CertiK explicitly states that these issues are not unique bugs in OpenClaw but reflect a widespread misconception in the AI agent industry: many treat “review scanning” as the core security line, neglecting the real foundation of security—runtime enforced isolation and fine-grained permission control. This is similar to Apple’s iOS ecosystem, where security doesn’t rely solely on App Store review but on system-enforced sandboxing and permission management, ensuring each app runs in an isolated “container” and cannot freely access system resources. Currently, OpenClaw’s sandbox mechanism is optional rather than mandatory and heavily relies on user configuration. Most users disable sandboxing to ensure Skill functionality, leaving the system in a “naked” state. Installing vulnerable or malicious Skills can thus lead to catastrophic consequences.

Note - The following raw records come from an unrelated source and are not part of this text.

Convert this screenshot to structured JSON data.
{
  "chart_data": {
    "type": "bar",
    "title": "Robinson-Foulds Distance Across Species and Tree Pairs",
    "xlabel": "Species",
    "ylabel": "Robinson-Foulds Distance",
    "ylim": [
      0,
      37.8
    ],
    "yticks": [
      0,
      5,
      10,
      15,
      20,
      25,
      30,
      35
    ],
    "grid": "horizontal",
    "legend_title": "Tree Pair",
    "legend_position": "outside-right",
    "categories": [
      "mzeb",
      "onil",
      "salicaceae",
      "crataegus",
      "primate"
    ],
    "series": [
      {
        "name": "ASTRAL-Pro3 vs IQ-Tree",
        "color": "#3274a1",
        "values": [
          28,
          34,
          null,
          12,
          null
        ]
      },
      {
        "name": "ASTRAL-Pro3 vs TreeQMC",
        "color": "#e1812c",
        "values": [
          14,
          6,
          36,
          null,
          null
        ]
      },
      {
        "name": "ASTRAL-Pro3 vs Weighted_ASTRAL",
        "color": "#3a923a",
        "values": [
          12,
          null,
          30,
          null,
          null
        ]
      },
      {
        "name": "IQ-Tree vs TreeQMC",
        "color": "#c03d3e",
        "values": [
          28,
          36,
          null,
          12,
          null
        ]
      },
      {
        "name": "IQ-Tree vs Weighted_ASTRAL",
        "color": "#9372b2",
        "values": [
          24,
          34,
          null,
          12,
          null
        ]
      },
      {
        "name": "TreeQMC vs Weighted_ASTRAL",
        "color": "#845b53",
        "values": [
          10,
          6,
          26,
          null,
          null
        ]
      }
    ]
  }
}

In response to these findings, CertiK offers security recommendations:
● For developers of platforms like OpenClaw, sandbox isolation should be set as the default mandatory configuration for third-party Skills. Permissions should be finely controlled, and third-party code should never inherit high privileges from the host by default.
● For ordinary users, a “security” label on Skills only indicates that no risks have been detected so far; it does not guarantee absolute safety. Before the underlying strict isolation mechanisms are enabled by default, it is recommended to deploy OpenClaw on idle or virtual machines that do not contain sensitive files, passwords, or high-value assets.
As the AI agent industry approaches a period of explosive growth, ecosystem expansion must not outpace security development. Review scanning can only block basic malicious attacks and can never serve as the ultimate security boundary for high-privilege AI agents. True security requires shifting from “perfect detection” to “risk mitigation by default,” establishing enforced runtime isolation and precise permission controls. Only then can the security baseline be truly secured, ensuring the steady and safe advancement of this technological revolution.